Texas has instituted the most restrictive investment policies in the country, and dealers are eating dust.

By James Lacey

Four months ago the State of Texas adopted the most draconian of laws for derivatives use by public funds. The law prohibits public agencies from investing in IOs, POs and inverse floaters under any circumstances. The law also requires that municipal finance investors receive formal training on risk management techniques and that municipalities establish investment guidelines.

The most unusual requirement, however, is one requiring dealers to study the investment policies of each municipality they deal with and sign agreements asserting that their proposed instruments or strategies are appropriate. "This puts the burden of judging the suitability of investments and investment instruments on brokers," says Jerry Quinn, a spokesman for the Securities Industries Association. "And that makes Texas unique. No one has gone to the extremes that Texas did and it is causing some problems for Texas municipalities and some dealers."

Most dealers are loathe to frame and sign separate agreements with every single municipality they do business with. Most quality dealers, that is. Sleazy ones, critics of the bill have warned, will sign anything for a dollar. "Only the least reputable brokers, who don't care what they have to sign, will be out there doing business," predicts Susan Anderson, treasurer for the city of Austin. "I have heard a lot of stories that there are some dealers who have pulled out," adds Susan Horton, an officer of the Texas Municipal League. "They just don't want to review the individual investment policies of a thousand different communities."
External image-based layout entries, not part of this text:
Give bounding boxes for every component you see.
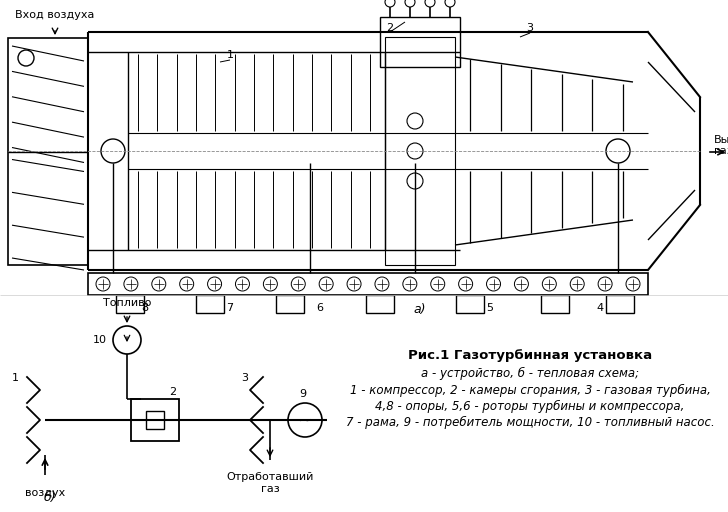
Text: 2: 2 (170, 387, 177, 397)
Text: Отработавший
газ: Отработавший газ (226, 472, 314, 494)
Text: 4: 4 (596, 303, 604, 313)
Text: 2: 2 (387, 23, 394, 33)
Text: 1: 1 (12, 373, 18, 383)
Circle shape (407, 113, 423, 129)
Bar (541, 295, 569, 313)
Text: 1 - компрессор, 2 - камеры сгорания, 3 - газовая турбина,: 1 - компрессор, 2 - камеры сгорания, 3 -… (349, 383, 711, 397)
Text: а - устройство, б - тепловая схема;: а - устройство, б - тепловая схема; (421, 367, 639, 379)
Bar (131, 399, 179, 441)
Bar (385, 37, 455, 265)
Text: Вход воздуха: Вход воздуха (15, 10, 95, 20)
Circle shape (425, 0, 435, 7)
Circle shape (288, 403, 322, 437)
Text: 5: 5 (486, 303, 494, 313)
Text: а): а) (414, 304, 427, 316)
Text: 7 - рама, 9 - потребитель мощности, 10 - топливный насос.: 7 - рама, 9 - потребитель мощности, 10 -… (346, 415, 714, 429)
Text: 3: 3 (526, 23, 534, 33)
Bar (366, 295, 394, 313)
Bar (606, 295, 634, 313)
Text: 1: 1 (226, 50, 234, 60)
Bar (116, 295, 144, 313)
Bar (456, 295, 484, 313)
Text: 3: 3 (242, 373, 248, 383)
Circle shape (18, 50, 34, 66)
Text: 7: 7 (226, 303, 234, 313)
Circle shape (113, 326, 141, 354)
Text: воздух: воздух (25, 488, 65, 498)
Text: 6: 6 (317, 303, 323, 313)
Text: 9: 9 (299, 389, 306, 399)
Circle shape (385, 0, 395, 7)
Circle shape (405, 0, 415, 7)
Text: ~: ~ (298, 413, 312, 428)
Text: Рис.1 Газотурбинная установка: Рис.1 Газотурбинная установка (408, 349, 652, 361)
Bar (146, 411, 164, 429)
Bar (380, 17, 460, 67)
Text: 4,8 - опоры, 5,6 - роторы турбины и компрессора,: 4,8 - опоры, 5,6 - роторы турбины и комп… (376, 399, 685, 413)
Bar (196, 295, 224, 313)
Text: 10: 10 (93, 335, 107, 345)
Circle shape (445, 0, 455, 7)
Text: 8: 8 (141, 303, 149, 313)
Bar (276, 295, 304, 313)
Text: б): б) (44, 491, 56, 504)
Bar (88, 273, 648, 295)
Circle shape (407, 173, 423, 189)
Bar (8, 38, 88, 265)
Text: Топливо: Топливо (103, 298, 151, 308)
Text: Выход
газа: Выход газа (714, 134, 728, 156)
Circle shape (407, 143, 423, 159)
Dealers, of course, are happy to oblige larger investors, like Texas's $14 billion "Texpool" fund or the city of Austin's $1.5 billion combined investment portfolio. But since the legislation passed, many have avoided courting the smaller municipalities. As a result, many municipalities have given up on developing individual investment initiatives, and have either begun accepting bank CD rates or putting their money in the state investment pool.

Little guys

To take some of the sting out of the legislation, Texas state officials have sat down with a half dozen of the most active dealers and tried to agree to what Austin's Anderson calls "boilerplate language for suitability certification that will be acceptable to the industry and widely used by municipalities." State Treasurer John Bell says he has talked to Rep. Kenneth Marchant, the sponsor of the bill, who is amenable to making some changes. "If language can be agreed upon that makes it possible for the firms to do business and still retain some responsibility for their actions, then we will take it to the State Attorney General for an opinion," says Bell.

But part of any deal, he cautions, would be "a commitment from all of these firms that they will use the agreed language to deal with the little guy down the street and not just the big investment pools. If they won't do that, we're not interested." Bell likes the idea of product restrictions. "Most municipal governments should have no derivatives in their portfolios," he argues. Anderson seconds this: "Local governments, for the most part, had absolutely no idea what they were buying and only did it when told by dealers that everyone else was doing it and they were losing out."

Although this could be a stopgap measure until the next legislature, the core suitability features of the legislation have strong support and are likely to remain intact. Recently, 17 treasury and cash management officials from various Texas municipalities wrote to Rep. Jack Fields, urging him to drop suitability requirements in federal legislation he's sponsoring to overhaul the securities industry (HR 2131.) They believe the language in Fields' bill gives dealers too much protection and may supersede the better protections that have been enacted in Texas.